Benjamin
Benjamin

Reputation: 643

Optimize slow correlated query in Oracle SQL

I made a query which works, but is a little slow in my opinion. When I suppress the output to 10 rows, it takes 13 minutes to perform the query. This is the query, stripped from some stuff:

SELECT
    (SELECT ANSWER
        FROM (
            SELECT to_number(fiit.ANSWER, '999') ANSWER,
                    foin.CLIENT_ID id,
                    foin.STARTDATE start_date,
                    row_number() over(PARTITION BY foin.CLIENT_ID ORDER BY foin.FORM_ID ASC) rnk
                FROM forms_filled foin, forms_items_filled fiit, treatment trtm
                WHERE foin.FORM_ID = fiit.FORM_ID
                AND foin.CLIENT_ID = trtm.CLIENT_ID
                AND fiit.FORM_NUMBER = 607
                AND fiit.FORM_ITEM_NUMBER = 3779
                AND length(fiit.ANSWER) >= 1
                AND trtm.TREATMENTCODE = 'K'
                AND trtm.ENDDATE BETWEEN TRUNC(to_date('01/01/2014', 'dd/mm/yyyy'), 'DDD') AND TRUNC(to_date('31/12/2014', 'dd/mm/yyyy'), 'DDD')
                AND foin.STARTDATE BETWEEN trtm.STARTDATUM AND NVL(trtm.ENDDATE, to_date('01/01/9999', 'dd/mm/yyyy'))
                ) inn
    WHERE rnk = 1
    AND inn.id = client.CLIENT_ID
    ) form1
FROM treatment trtm, CLIENT client
WHERE trtm.TREATMENTCODE = 'K'
AND client.CLIENT_ID = trtm.CLIENT_ID
AND trtm.ENDDATE BETWEEN TRUNC(to_date('01/01/2014', 'dd/mm/yyyy'), 'DDD') AND TRUNC(to_date('31/12/2014', 'dd/mm/yyyy'), 'DDD')
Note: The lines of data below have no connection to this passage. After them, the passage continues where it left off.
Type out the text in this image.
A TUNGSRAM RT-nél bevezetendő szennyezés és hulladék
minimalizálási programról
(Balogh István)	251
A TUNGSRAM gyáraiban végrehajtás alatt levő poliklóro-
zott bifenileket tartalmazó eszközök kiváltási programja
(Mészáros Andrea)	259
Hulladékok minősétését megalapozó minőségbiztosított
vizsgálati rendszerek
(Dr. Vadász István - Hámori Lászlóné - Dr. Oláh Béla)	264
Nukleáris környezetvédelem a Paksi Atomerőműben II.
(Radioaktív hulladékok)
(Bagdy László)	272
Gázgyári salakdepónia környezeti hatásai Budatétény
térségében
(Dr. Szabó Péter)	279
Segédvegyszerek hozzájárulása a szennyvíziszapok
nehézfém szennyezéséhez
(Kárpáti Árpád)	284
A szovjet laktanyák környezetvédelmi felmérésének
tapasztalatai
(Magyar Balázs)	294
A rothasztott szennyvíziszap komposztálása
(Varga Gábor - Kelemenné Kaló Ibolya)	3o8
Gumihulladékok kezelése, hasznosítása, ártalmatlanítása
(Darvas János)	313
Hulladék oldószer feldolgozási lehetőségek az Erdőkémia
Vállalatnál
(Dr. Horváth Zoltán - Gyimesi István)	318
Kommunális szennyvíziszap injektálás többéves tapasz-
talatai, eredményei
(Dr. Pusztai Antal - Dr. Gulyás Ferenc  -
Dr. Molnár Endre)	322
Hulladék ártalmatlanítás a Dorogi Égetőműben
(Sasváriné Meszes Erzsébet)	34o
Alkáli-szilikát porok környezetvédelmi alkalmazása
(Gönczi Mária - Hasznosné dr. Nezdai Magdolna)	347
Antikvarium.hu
The outer query results in 175 clients who have a particular treatment code and have a treatment enddate in 2014. Now for each of these clients a lot of other data is retrieved (like name, age, treatment hours) which is not relevant and I left out now. Then there are about 30 similar subqueries, which retrieve answers from forms. I used a correlated query, because to retrieve the answers from these forms, the client id must be known. If that was the only thing the subquery needed to find the data, it wouldn't be a problem, but there is an other requirement: the retrieved forms must be filled in within the treatment period, because I couldn't find a way to push this data from the outer query to the sub-sub-query, I query this again in the subsubquery, which is causing the slow speed.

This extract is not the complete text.